US Claims Top Supercomputer Rank With AMD Powered Frontier And It's Totally EPYC

ornl frontier amd supercomputer
Supercomputing changed in the late 90s. It used to be that the biggest and fastest computers were all completely custom jobs, with proprietary everything and exotic hardware running esoteric architectures. In the late-90s, someone figured out that you could achieve supercomputer performance on some tasks simply by wiring together a large cluster of off-the-shelf PCs. Ever since then, most of the world's fastest supercomputers have essentially been overgrown commodity servers, sometimes with custom interlinks or other peculiarities.

So it goes with the latest machine to top the Top500 list. For those unfamiliar, Top500 is a list of the top five-hundred fastest supercomputers in the world—or at least, those that submit their results to be ranked, anyway. The most-recent Top500 list just came out, and resting atop the pile is the brand-new Frontier system, owned and operated by the USA's Oak Ridge National Laboratory.

Frontier was built by HPE Cray, and makes use of an unbelievable number of third-generation AMD EPYC processors outfitted with AMD Instinct MI250X accelerators. On the standard HPL benchmark, it managed to crank out 1.1 EFLOPs, making it the very first machine in the world to surpass the exaFLOP barrier. For perspective, 1.1 EFLOPs is 1.1×10^18 floating point operations per second, or around the performance of 36,000 GeForce RTX 3080 cards.
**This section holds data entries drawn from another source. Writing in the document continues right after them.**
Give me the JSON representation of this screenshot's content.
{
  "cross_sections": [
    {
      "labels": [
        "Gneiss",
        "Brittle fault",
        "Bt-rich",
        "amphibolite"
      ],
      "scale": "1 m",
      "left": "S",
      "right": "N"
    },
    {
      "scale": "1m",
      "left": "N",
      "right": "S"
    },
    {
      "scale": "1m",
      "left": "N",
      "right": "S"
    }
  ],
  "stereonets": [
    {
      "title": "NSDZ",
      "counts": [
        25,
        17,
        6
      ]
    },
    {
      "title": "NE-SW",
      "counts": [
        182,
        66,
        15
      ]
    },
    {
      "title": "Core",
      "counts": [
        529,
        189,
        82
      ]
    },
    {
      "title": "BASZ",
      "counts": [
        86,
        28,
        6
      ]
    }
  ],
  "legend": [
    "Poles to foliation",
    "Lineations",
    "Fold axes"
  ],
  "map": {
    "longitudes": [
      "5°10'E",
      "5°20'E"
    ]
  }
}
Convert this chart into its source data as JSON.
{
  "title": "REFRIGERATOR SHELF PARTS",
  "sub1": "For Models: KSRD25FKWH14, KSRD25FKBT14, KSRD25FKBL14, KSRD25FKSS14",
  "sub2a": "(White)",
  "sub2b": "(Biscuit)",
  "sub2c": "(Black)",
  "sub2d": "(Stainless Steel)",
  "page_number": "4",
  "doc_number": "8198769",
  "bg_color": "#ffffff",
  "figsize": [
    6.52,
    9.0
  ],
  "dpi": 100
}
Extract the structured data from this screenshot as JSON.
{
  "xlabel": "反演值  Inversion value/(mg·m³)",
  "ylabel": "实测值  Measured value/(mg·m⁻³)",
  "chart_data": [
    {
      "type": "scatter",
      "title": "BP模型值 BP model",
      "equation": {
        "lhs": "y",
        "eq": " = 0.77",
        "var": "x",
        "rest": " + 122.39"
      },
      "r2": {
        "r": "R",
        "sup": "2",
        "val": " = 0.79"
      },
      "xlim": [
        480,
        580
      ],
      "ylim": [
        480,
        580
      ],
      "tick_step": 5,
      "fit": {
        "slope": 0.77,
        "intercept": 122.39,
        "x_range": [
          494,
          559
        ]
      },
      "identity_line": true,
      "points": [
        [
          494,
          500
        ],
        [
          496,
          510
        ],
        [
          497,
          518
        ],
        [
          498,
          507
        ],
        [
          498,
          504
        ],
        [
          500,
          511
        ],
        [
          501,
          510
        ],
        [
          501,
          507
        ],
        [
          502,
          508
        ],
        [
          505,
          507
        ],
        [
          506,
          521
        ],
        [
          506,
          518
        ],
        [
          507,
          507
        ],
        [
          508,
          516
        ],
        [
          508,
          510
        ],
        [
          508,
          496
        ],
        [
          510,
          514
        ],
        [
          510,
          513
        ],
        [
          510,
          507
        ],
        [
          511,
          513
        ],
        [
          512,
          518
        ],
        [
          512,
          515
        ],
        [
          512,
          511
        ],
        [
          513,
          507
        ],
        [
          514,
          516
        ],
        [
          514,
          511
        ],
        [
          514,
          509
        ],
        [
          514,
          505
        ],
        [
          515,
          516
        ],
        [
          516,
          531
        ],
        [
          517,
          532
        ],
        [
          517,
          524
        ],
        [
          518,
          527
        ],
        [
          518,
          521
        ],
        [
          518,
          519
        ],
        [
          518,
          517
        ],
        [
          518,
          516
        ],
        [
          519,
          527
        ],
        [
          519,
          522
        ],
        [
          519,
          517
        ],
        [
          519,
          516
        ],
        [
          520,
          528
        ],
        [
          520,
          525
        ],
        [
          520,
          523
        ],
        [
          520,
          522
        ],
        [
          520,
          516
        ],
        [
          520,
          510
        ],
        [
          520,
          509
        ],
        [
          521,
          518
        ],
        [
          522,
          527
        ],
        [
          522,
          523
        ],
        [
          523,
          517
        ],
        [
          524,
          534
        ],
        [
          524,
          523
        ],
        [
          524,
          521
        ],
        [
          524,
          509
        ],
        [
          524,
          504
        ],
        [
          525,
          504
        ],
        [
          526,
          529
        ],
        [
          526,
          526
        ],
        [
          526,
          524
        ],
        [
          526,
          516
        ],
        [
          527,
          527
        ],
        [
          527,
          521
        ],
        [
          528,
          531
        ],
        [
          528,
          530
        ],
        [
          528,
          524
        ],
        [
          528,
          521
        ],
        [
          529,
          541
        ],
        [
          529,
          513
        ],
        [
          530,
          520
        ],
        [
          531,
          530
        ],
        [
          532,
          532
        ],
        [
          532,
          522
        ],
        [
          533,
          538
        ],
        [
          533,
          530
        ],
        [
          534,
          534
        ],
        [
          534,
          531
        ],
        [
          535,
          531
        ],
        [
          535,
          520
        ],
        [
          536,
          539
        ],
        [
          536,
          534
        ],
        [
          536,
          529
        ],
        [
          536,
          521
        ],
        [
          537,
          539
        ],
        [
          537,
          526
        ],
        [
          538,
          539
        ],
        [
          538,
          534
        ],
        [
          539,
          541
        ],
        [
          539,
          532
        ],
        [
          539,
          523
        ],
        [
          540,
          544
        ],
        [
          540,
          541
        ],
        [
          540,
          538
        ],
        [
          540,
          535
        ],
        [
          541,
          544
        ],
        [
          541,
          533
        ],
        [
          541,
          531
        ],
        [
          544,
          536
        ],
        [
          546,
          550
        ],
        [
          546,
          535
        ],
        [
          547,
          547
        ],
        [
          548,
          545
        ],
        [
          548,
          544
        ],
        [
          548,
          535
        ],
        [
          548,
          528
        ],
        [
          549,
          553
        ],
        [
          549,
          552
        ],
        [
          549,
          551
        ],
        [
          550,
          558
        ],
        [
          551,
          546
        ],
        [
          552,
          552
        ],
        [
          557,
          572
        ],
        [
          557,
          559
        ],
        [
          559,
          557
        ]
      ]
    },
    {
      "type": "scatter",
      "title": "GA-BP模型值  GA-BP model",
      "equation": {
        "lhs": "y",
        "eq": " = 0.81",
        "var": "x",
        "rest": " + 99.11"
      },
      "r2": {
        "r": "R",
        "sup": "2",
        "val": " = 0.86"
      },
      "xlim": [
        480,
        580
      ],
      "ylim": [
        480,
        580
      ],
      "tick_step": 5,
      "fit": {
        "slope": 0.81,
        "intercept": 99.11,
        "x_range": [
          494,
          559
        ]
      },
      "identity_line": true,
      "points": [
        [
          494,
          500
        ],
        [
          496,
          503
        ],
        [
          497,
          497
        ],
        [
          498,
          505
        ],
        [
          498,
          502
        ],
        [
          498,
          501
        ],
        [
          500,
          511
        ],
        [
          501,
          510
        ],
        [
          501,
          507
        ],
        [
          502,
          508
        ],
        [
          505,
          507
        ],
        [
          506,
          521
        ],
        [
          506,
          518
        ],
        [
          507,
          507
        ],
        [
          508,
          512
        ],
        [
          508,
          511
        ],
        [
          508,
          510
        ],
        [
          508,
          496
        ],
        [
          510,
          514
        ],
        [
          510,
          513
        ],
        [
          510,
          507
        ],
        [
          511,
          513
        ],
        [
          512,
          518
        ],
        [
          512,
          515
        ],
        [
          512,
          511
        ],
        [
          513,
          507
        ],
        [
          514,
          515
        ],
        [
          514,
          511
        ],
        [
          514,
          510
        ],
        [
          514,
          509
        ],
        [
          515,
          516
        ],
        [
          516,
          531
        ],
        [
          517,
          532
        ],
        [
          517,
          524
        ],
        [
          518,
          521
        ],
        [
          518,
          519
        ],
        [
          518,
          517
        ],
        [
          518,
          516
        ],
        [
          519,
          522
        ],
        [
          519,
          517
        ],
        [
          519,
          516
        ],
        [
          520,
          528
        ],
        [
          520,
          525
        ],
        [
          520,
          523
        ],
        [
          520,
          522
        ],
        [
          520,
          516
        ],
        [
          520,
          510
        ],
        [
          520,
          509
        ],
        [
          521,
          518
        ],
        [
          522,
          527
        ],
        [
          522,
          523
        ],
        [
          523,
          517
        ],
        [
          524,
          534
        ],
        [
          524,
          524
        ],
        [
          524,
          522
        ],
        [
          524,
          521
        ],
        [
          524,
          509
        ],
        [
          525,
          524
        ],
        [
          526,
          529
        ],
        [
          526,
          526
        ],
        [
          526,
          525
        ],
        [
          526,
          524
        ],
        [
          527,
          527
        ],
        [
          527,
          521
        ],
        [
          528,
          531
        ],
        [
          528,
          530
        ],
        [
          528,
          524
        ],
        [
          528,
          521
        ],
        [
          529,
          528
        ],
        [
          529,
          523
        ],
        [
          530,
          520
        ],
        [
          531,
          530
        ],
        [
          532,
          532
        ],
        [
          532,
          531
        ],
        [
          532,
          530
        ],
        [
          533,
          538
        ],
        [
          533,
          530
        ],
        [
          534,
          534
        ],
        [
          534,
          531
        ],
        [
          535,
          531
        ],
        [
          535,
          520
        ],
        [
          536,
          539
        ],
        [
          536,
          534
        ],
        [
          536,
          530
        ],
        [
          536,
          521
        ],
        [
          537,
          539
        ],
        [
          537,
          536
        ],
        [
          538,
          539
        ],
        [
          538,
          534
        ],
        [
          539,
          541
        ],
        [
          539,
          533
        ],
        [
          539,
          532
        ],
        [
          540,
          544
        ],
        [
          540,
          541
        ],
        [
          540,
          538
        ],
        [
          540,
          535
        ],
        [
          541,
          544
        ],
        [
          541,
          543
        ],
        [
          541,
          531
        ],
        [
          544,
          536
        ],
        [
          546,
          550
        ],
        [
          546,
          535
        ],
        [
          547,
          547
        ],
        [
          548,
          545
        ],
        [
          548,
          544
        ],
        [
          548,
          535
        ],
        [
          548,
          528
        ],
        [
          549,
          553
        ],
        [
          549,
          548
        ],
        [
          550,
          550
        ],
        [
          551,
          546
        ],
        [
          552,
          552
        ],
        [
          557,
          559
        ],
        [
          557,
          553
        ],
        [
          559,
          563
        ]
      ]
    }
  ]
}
amd instinct mi200 platform
AMD's Instinct compute accelerators are doing much of the heavy compute lifting.

Despite the gigantic size of the machine, its incredible performance means that it is actually not just the fastest, but also the most efficient: Frontier topped the Green500 list, too. Each cabinet of the machine delivers 62.68 GFLOPs of compute per watt consumed, although when you take into account all of the networking required for the full system its efficiency drops to "just" 52 GFLOPS/watt—still high enough to take the top spot.

HPE Cray's new AMD-powered machine knocked Japan's Fugaku system off the #1 spot. That machine is powered by ARM A64X processors, and it too has a peak theoretical performance over 1 EFLOP, but it hasn't been able to realize that performance on the Linpack benchmark that Top500 uses. It's held the top spot for two years with "just" 442 PFLOPs, or slightly under half of what Frontier is capable of.

To illustrate how far ahead Fugaku and Frontier are from the rest of the list, a very similar system to Frontier—also built by HPE Cray and using the same basic AMD components—slotted in freshly at position #3. That system is called LUMI, and it lives in Finland, where it produces 152 PFLOPs for that nation's IT Center for Science, known as CSC.

In fact, AMD proudly notes in its press release that it lays claim to 94 systems out of the Top500 list, which doesn't sound that impressive on the face of it, but that number has nearly doubled since last year. The company also gloats that it dominates the Green500 list, holding the top 4 positions, eight of the top ten, and 17 of the top 20.

A cynic might point out that that's simply because the AMD systems are also the newest systems, and that future machines using Intel, NVIDIA, IBM, or ARM hardware might similarly leapfrog the red team's equipment. That's potentially in the future, though, and not a guaranteed. As such, let's let AMD celebrate a bit, because they've earned it.